Former ambulance station belongs to community, says Mayor
Published: 16 Jul 2021 11:20am
A campaign to have the former ambulance station in Wagga Wagga returned to the city for the benefit of the community was launched this week.
Mayor of the City of Wagga Wagga Cr Greg Conkey OAM on Friday (16 July) started the push to lobby the NSW Government to gift the former ambulance station to the city.
The station, located in Johnston Street in the city’s CBD, was closed in 2016 following the completion of the new station in Fernleigh Road.
Cr Conkey said the former station was built by community donations and gifted to the NSW Ambulance Service more than 90 years ago.
He said Wagga Wagga City Council had been advised the purchase price from the State Government could be as high as $1.2 million.
“Now that it’s surplus to State Government needs, I believe it should be gifted back to the community,” Cr Conkey said.
“At the end of the day, the land and building were paid for by the community.
“I therefore don’t see why the community should now have to pay for something they originally gave to the State Government.”
Cr Conkey said the former ambulance station was ideally located within the city’s cultural precinct and would add to the vibrancy of that precinct.
He said there was interest in the site by members of the city’s arts community as well as the business community to provide assistance to start-up businesses.
“There are also many other options that could be considered for the former station,” he said.
Cr Conkey said he is seeking an urgent meeting with the deputy Premier John Barilaro to put the city’s case to have the old station returned to the community.
“I am firmly of the view that the Government has a moral obligation to gift back this building to the Wagga Wagga community …. a building that was generously gifted to the Government in the first place,” Cr Conkey said.
History of Wagga Wagga's former ambulance station
The Wagga District Ambulance Committee was formed in 1925 at a public meeting called by the Mayor on 11 May. The three principal people behind the scheme were HE Gissing, HP Paull and HC Buckman.
Fundraising started shortly after and the Service started on 18 January 1926 . On 27 March the same year the committee purchased its first vehicle, a Hudson Six.
The Service originally operated as a free service with public subscriptions from a private residence in Simmons Street.
By August 1926 with a State Government grant of 663 pounds and the generous response from the public, the Service was well established with two vehicles. The first car had been paid off and the second partly paid for.
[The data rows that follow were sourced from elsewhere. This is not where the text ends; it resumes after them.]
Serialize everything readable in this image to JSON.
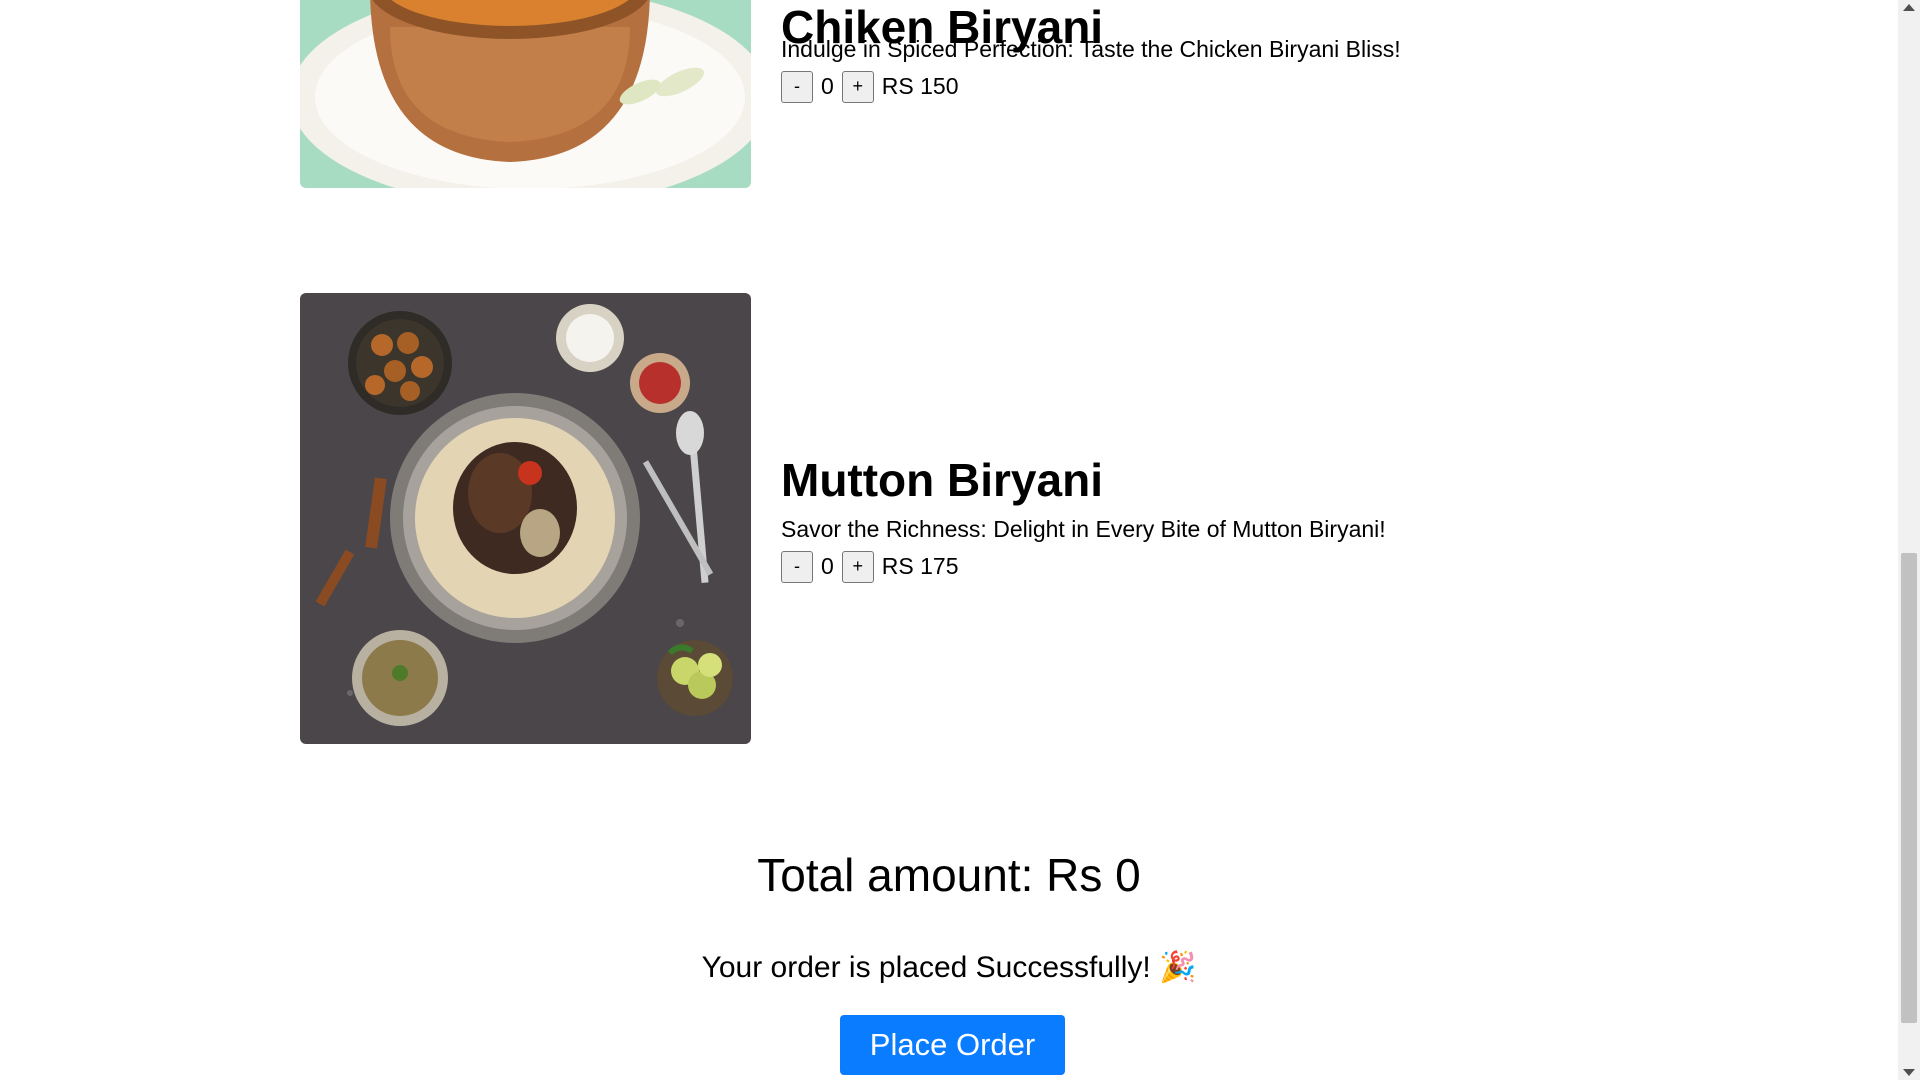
{
  "menu": {
    "items": [
      {
        "name": "Chiken Biryani",
        "description": "Indulge in Spiced Perfection: Taste the Chicken Biryani Bliss!",
        "quantity": "0",
        "decrement_label": "-",
        "increment_label": "+",
        "price": "RS 150",
        "image_icon": "chicken-biryani-photo"
      },
      {
        "name": "Mutton Biryani",
        "description": "Savor the Richness: Delight in Every Bite of Mutton Biryani!",
        "quantity": "0",
        "decrement_label": "-",
        "increment_label": "+",
        "price": "RS 175",
        "image_icon": "mutton-biryani-photo"
      }
    ]
  },
  "order": {
    "total_text": "Total amount: Rs 0",
    "success_text": "Your order is placed Successfully! 🎉",
    "place_order_label": "Place Order"
  },
  "colors": {
    "primary_button": "#0a7cff",
    "page_background": "#ffffff"
  }
}
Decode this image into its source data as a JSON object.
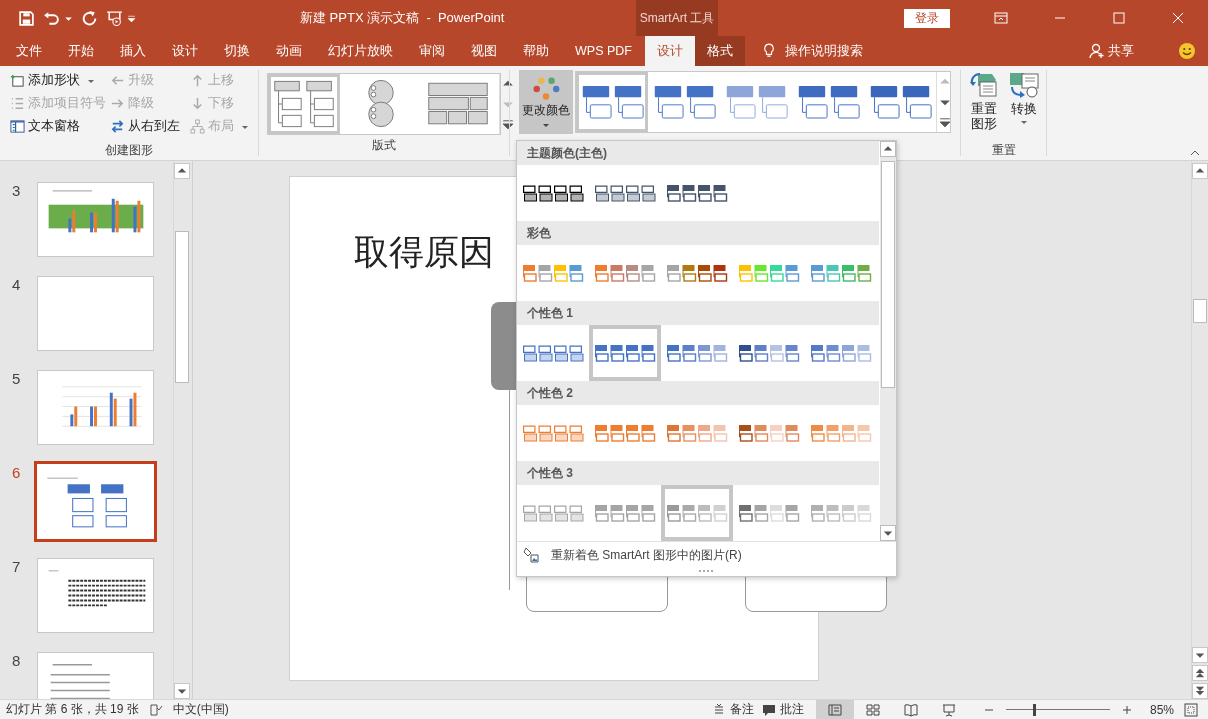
{
  "window": {
    "title": "新建 PPTX 演示文稿  -  PowerPoint",
    "context_header": "SmartArt 工具",
    "sign_in": "登录"
  },
  "tabs": [
    {
      "label": "文件",
      "selected": false,
      "contextual": false
    },
    {
      "label": "开始",
      "selected": false,
      "contextual": false
    },
    {
      "label": "插入",
      "selected": false,
      "contextual": false
    },
    {
      "label": "设计",
      "selected": false,
      "contextual": false
    },
    {
      "label": "切换",
      "selected": false,
      "contextual": false
    },
    {
      "label": "动画",
      "selected": false,
      "contextual": false
    },
    {
      "label": "幻灯片放映",
      "selected": false,
      "contextual": false
    },
    {
      "label": "审阅",
      "selected": false,
      "contextual": false
    },
    {
      "label": "视图",
      "selected": false,
      "contextual": false
    },
    {
      "label": "帮助",
      "selected": false,
      "contextual": false
    },
    {
      "label": "WPS PDF",
      "selected": false,
      "contextual": false
    },
    {
      "label": "设计",
      "selected": true,
      "contextual": true
    },
    {
      "label": "格式",
      "selected": false,
      "contextual": true
    }
  ],
  "tell_me": "操作说明搜索",
  "share": "共享",
  "create_graphic": {
    "label": "创建图形",
    "commands": [
      {
        "kind": "add-shape",
        "label": "添加形状",
        "disabled": false,
        "dropdown": true
      },
      {
        "kind": "add-bullet",
        "label": "添加项目符号",
        "disabled": true,
        "dropdown": false
      },
      {
        "kind": "text-pane",
        "label": "文本窗格",
        "disabled": false,
        "dropdown": false
      },
      {
        "kind": "promote",
        "label": "升级",
        "disabled": true,
        "dropdown": false
      },
      {
        "kind": "demote",
        "label": "降级",
        "disabled": true,
        "dropdown": false
      },
      {
        "kind": "right-to-left",
        "label": "从右到左",
        "disabled": false,
        "dropdown": false
      },
      {
        "kind": "move-up",
        "label": "上移",
        "disabled": true,
        "dropdown": false
      },
      {
        "kind": "move-down",
        "label": "下移",
        "disabled": true,
        "dropdown": false
      },
      {
        "kind": "layout",
        "label": "布局",
        "disabled": true,
        "dropdown": true
      }
    ]
  },
  "layouts": {
    "label": "版式",
    "items": [
      {
        "kind": "hierarchy",
        "selected": true
      },
      {
        "kind": "circles",
        "selected": false
      },
      {
        "kind": "blocks",
        "selected": false
      }
    ]
  },
  "change_colors": {
    "label": "更改颜色",
    "expanded": true
  },
  "styles": [
    {
      "selected": true,
      "color": "#4472c4"
    },
    {
      "selected": false,
      "color": "#4472c4"
    },
    {
      "selected": false,
      "color": "#8ea5d9"
    },
    {
      "selected": false,
      "color": "#3f6cc0"
    },
    {
      "selected": false,
      "color": "#3a66bb"
    }
  ],
  "reset": {
    "label": "重置",
    "commands": [
      {
        "label": "重置图形",
        "dropdown": false
      },
      {
        "label": "转换",
        "dropdown": true
      }
    ]
  },
  "color_menu": {
    "sections": [
      {
        "title": "主题颜色(主色)",
        "options": [
          {
            "kind": "outline",
            "selected": false,
            "colors": [
              {
                "color": "#000000"
              },
              {
                "color": "#000000"
              },
              {
                "color": "#000000"
              },
              {
                "color": "#000000"
              }
            ]
          },
          {
            "kind": "outline",
            "selected": false,
            "colors": [
              {
                "color": "#44546a"
              },
              {
                "color": "#44546a"
              },
              {
                "color": "#44546a"
              },
              {
                "color": "#44546a"
              }
            ]
          },
          {
            "kind": "fill",
            "selected": false,
            "colors": [
              {
                "color": "#44546a"
              },
              {
                "color": "#44546a"
              },
              {
                "color": "#44546a"
              },
              {
                "color": "#44546a"
              }
            ]
          }
        ]
      },
      {
        "title": "彩色",
        "options": [
          {
            "kind": "fill",
            "selected": false,
            "colors": [
              {
                "color": "#ed7d31"
              },
              {
                "color": "#a5a5a5"
              },
              {
                "color": "#ffc000"
              },
              {
                "color": "#5b9bd5"
              }
            ]
          },
          {
            "kind": "fill",
            "selected": false,
            "colors": [
              {
                "color": "#ed7d31"
              },
              {
                "color": "#c97a64"
              },
              {
                "color": "#b78a82"
              },
              {
                "color": "#a5a5a5"
              }
            ]
          },
          {
            "kind": "fill",
            "selected": false,
            "colors": [
              {
                "color": "#a5a5a5"
              },
              {
                "color": "#b07b0e"
              },
              {
                "color": "#a84a0a"
              },
              {
                "color": "#b0330c"
              }
            ]
          },
          {
            "kind": "fill",
            "selected": false,
            "colors": [
              {
                "color": "#ffc000"
              },
              {
                "color": "#66e82c"
              },
              {
                "color": "#36d99b"
              },
              {
                "color": "#5b9bd5"
              }
            ]
          },
          {
            "kind": "fill",
            "selected": false,
            "colors": [
              {
                "color": "#5b9bd5"
              },
              {
                "color": "#4ac7b4"
              },
              {
                "color": "#3dbd68"
              },
              {
                "color": "#70ad47"
              }
            ]
          }
        ]
      },
      {
        "title": "个性色 1",
        "options": [
          {
            "kind": "outline",
            "selected": false,
            "colors": [
              {
                "color": "#4472c4"
              },
              {
                "color": "#4472c4"
              },
              {
                "color": "#4472c4"
              },
              {
                "color": "#4472c4"
              }
            ]
          },
          {
            "kind": "fill",
            "selected": true,
            "colors": [
              {
                "color": "#4472c4"
              },
              {
                "color": "#4472c4"
              },
              {
                "color": "#4472c4"
              },
              {
                "color": "#4472c4"
              }
            ]
          },
          {
            "kind": "fill",
            "selected": false,
            "colors": [
              {
                "color": "#4472c4"
              },
              {
                "color": "#5b7fcb"
              },
              {
                "color": "#7e97d4"
              },
              {
                "color": "#a3b3df"
              }
            ]
          },
          {
            "kind": "fill",
            "selected": false,
            "colors": [
              {
                "color": "#2f4f8f"
              },
              {
                "color": "#5f7fc8"
              },
              {
                "color": "#b4c2e4"
              },
              {
                "color": "#6685cc"
              }
            ]
          },
          {
            "kind": "fill",
            "selected": false,
            "colors": [
              {
                "color": "#5479c9"
              },
              {
                "color": "#6d8dd1"
              },
              {
                "color": "#8da6da"
              },
              {
                "color": "#a9bde3"
              }
            ]
          }
        ]
      },
      {
        "title": "个性色 2",
        "options": [
          {
            "kind": "outline",
            "selected": false,
            "colors": [
              {
                "color": "#ed7d31"
              },
              {
                "color": "#ed7d31"
              },
              {
                "color": "#ed7d31"
              },
              {
                "color": "#ed7d31"
              }
            ]
          },
          {
            "kind": "fill",
            "selected": false,
            "colors": [
              {
                "color": "#ed7d31"
              },
              {
                "color": "#ed7d31"
              },
              {
                "color": "#ed7d31"
              },
              {
                "color": "#ed7d31"
              }
            ]
          },
          {
            "kind": "fill",
            "selected": false,
            "colors": [
              {
                "color": "#e07432"
              },
              {
                "color": "#e8905e"
              },
              {
                "color": "#eda98a"
              },
              {
                "color": "#f2c3ae"
              }
            ]
          },
          {
            "kind": "fill",
            "selected": false,
            "colors": [
              {
                "color": "#a94f1c"
              },
              {
                "color": "#e08a5d"
              },
              {
                "color": "#f6d0c1"
              },
              {
                "color": "#e08a5d"
              }
            ]
          },
          {
            "kind": "fill",
            "selected": false,
            "colors": [
              {
                "color": "#f08b45"
              },
              {
                "color": "#f2a068"
              },
              {
                "color": "#f4b48b"
              },
              {
                "color": "#f5c8ab"
              }
            ]
          }
        ]
      },
      {
        "title": "个性色 3",
        "options": [
          {
            "kind": "outline",
            "selected": false,
            "colors": [
              {
                "color": "#a5a5a5"
              },
              {
                "color": "#a5a5a5"
              },
              {
                "color": "#a5a5a5"
              },
              {
                "color": "#a5a5a5"
              }
            ]
          },
          {
            "kind": "fill",
            "selected": false,
            "colors": [
              {
                "color": "#a5a5a5"
              },
              {
                "color": "#a5a5a5"
              },
              {
                "color": "#a5a5a5"
              },
              {
                "color": "#a5a5a5"
              }
            ]
          },
          {
            "kind": "fill",
            "selected": true,
            "colors": [
              {
                "color": "#9a9a9a"
              },
              {
                "color": "#aaaaaa"
              },
              {
                "color": "#bcbcbc"
              },
              {
                "color": "#d0d0d0"
              }
            ]
          },
          {
            "kind": "fill",
            "selected": false,
            "colors": [
              {
                "color": "#707070"
              },
              {
                "color": "#a5a5a5"
              },
              {
                "color": "#dddddd"
              },
              {
                "color": "#a5a5a5"
              }
            ]
          },
          {
            "kind": "fill",
            "selected": false,
            "colors": [
              {
                "color": "#b0b0b0"
              },
              {
                "color": "#bdbdbd"
              },
              {
                "color": "#cbcbcb"
              },
              {
                "color": "#d9d9d9"
              }
            ]
          }
        ]
      }
    ],
    "footer": "重新着色 SmartArt 图形中的图片(R)"
  },
  "slides": [
    {
      "number": "3",
      "selected": false,
      "kind": "banner-chart"
    },
    {
      "number": "4",
      "selected": false,
      "kind": "blank"
    },
    {
      "number": "5",
      "selected": false,
      "kind": "chart"
    },
    {
      "number": "6",
      "selected": true,
      "kind": "smartart"
    },
    {
      "number": "7",
      "selected": false,
      "kind": "text"
    },
    {
      "number": "8",
      "selected": false,
      "kind": "list"
    }
  ],
  "slide": {
    "title": "取得原因"
  },
  "status_bar": {
    "slide_info": "幻灯片 第 6 张，共 19 张",
    "language": "中文(中国)",
    "notes": "备注",
    "comments": "批注",
    "views": [
      {
        "kind": "normal",
        "selected": true
      },
      {
        "kind": "sorter",
        "selected": false
      },
      {
        "kind": "reading",
        "selected": false
      },
      {
        "kind": "slideshow",
        "selected": false
      }
    ],
    "zoom": {
      "level": 0.26,
      "reading": "85%"
    }
  }
}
At the close of the financial year ended June 1928, land at the present Johnston Street site had been purchased by the committee for 1300 pounds in the name of the NSW Ambulance Transport Service Board. The committee had a balance of 1000 pounds. A tender for 4993 pounds for the new station was accepted in July 1928 and building started. The final cost was 5500 pounds.
The foundation stone was laid in August 1928 by the Minister for Public Works, Richard Arthur, and on 30 January 1929 the building was opened by the Premier, Sir Thomas Bavin.
Built by Charles Hardy, the building was fully paid for by the committee eight years later in 1937.
A ladies auxiliary was formed early in the history of the Committee, one of the first such auxiliaries for any organisation. The auxiliary made considerable financial contributions to the Service over a number of years.